Note: Using Python 2.7

Abhishek Bhatia
  • 9,404
  • 26
  • 87
  • 142
  • suppose the data type is float, 1400000*1000*32*8/1024/1024/1024 = 333GB – yangjie Aug 23 '15 at 14:24
  • 1
    `crash` is a poor way of describing a problem. Give the error messge, and context (stacktrace) where possible. It helps to know exactly where in your code the problem is occuring. Also if the issue appears to be size related, tell us what data sizes do work. – hpaulj Aug 23 '15 at 18:41
  • @hpaulj There is no error. The python program exceeds my 100% memory usage and my computer freezes. – Abhishek Bhatia Aug 24 '15 at 10:42

2 Answers2

2

Remember that when you slice an array it actually returns a copy so that's already expensive X_train[1000:] y[1000:] But the most expensive piece is definitely this one: X_train[actual_index-1000:actual_index+1] I don't know what the exact size of X_train is but you're copying at least a 1000 elements..., and then doing another copy with flatten()

Something like that would take less memory, using a generator you will only have one copy of the thing in memory per iteration, instead of len(X_train) - 1000 copies.

import numpy as np

def train_generator(X_train):
    for index in xrange(1000, len(X_train)):
        yield X_train[index-1000:index+1].flatten()

def take_previous_data(X_train, y):
    return  np.array(train_generator(X_train)), y[1000:]


take_previous_data(['a'*100000000] * 2000, ['b'*100000000] * 2000) # passes easy on my 8GB laptop :)

I don't know what the goal of the code is but you could also look at the numpy methods to transforms arrays, that would probably be even more efficient.

Maresh
  • 4,644
  • 25
  • 30
  • 1
    Slices like that are views, not copies. `flatten` does return a copy (see it's doc). `x.flat` or `x.ravel` use views where possible. – hpaulj Aug 23 '15 at 18:38
  • I did check the doc for flatten(). `numpy.ndarray.flatten ndarray.flatten(order='C') Return a copy of the array collapsed into one dimension.` http://docs.scipy.org/doc/numpy/reference/generated/numpy.ndarray.flatten.html I don't know about the slices though, standard python would copy. – Maresh Aug 23 '15 at 18:45
  • The original size of X_train is 1,400,000*32, after transform it would be 1,400,000*32032, that's the real problem – yangjie Aug 24 '15 at 01:03
  • @Maresh It returns me generator object.

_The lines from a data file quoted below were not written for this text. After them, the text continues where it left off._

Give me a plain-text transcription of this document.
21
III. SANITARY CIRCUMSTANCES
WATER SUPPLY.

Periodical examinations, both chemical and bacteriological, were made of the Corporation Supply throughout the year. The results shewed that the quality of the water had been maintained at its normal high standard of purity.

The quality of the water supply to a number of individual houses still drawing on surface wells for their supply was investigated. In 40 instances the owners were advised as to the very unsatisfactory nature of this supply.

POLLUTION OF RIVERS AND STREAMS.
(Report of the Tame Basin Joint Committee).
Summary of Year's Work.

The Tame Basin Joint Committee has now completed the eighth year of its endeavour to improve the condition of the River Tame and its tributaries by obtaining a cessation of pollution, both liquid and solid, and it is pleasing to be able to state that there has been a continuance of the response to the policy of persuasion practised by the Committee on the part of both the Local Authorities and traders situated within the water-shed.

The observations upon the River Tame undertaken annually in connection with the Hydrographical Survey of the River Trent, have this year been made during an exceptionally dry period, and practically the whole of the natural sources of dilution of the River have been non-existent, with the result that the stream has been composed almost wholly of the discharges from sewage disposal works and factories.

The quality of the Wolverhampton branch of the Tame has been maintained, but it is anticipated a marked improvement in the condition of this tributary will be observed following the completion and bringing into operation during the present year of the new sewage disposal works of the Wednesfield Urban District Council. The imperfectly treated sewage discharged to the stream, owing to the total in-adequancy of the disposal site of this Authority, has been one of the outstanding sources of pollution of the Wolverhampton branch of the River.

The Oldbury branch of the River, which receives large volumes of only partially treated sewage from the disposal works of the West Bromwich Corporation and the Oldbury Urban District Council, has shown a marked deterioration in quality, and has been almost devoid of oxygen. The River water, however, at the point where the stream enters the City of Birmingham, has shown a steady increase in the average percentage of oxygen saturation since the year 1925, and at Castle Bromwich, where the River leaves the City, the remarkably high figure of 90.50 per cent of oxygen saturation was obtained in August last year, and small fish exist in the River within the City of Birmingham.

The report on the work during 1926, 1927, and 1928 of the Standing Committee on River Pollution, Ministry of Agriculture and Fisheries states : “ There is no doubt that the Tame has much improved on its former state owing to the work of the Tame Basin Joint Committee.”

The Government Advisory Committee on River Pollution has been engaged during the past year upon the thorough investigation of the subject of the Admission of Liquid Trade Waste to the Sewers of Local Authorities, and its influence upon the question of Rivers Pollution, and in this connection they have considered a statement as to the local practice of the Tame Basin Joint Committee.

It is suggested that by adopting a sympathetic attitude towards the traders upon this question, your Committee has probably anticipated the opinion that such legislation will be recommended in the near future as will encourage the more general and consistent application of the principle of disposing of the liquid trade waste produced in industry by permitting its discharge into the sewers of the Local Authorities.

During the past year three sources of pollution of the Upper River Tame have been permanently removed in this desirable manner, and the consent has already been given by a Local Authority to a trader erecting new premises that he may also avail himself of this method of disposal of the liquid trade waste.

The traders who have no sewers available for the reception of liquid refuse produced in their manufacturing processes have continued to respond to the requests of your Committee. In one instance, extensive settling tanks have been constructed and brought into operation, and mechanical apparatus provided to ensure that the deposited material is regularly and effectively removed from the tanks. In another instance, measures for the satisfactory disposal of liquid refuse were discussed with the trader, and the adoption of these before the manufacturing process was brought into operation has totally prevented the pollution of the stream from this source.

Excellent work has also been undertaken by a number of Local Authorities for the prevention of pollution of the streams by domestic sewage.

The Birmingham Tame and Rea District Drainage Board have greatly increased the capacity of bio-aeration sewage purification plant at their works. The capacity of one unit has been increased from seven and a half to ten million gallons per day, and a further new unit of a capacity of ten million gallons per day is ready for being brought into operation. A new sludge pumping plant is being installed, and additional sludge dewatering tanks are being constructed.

Consider I want to a simple PCA on it which doesn't exceed my memory. How can I do that? `clf=PCA(0.98,whiten=True) ; X_train=clf.fit_transform(X_train) ` – Abhishek Bhatia Aug 24 '15 at 10:59
  • Hmm, I afraid my answer was irrelevant for numpy arrays, check this: http://stackoverflow.com/questions/367565/how-do-i-build-a-numpy-array-from-a-generator you kind of need to preset the array and then you'd lose the benefit of using a generator... I guess you should have a look at sparse matrix http://docs.scipy.org/doc/scipy/reference/sparse.html , or figure out a way to do partial computation but that's beyond my knowledge. – Maresh Aug 24 '15 at 11:59
  • Many SO questions about 'train-sets' involve `scikit-learn` and its use of sparse matricies. – hpaulj Aug 24 '15 at 14:20
  • @hpaulj Can you give an example. – Abhishek Bhatia Aug 24 '15 at 16:33
  • A search: http://stackoverflow.com/search?tab=newest&q=[scikit-learn]%20sparse%20train – hpaulj Aug 24 '15 at 16:43
1

At least from what I understand you're trying to increase your data's volume by 1001% so unless you're working with less than 10-11MB you're going to end up with more than 12GB of data.

My suggestion would be to read the bits you need for each individual feature set computation from a file and then write the output to another file.

Using files to store the data you're not performing operations on should fix your ram problems.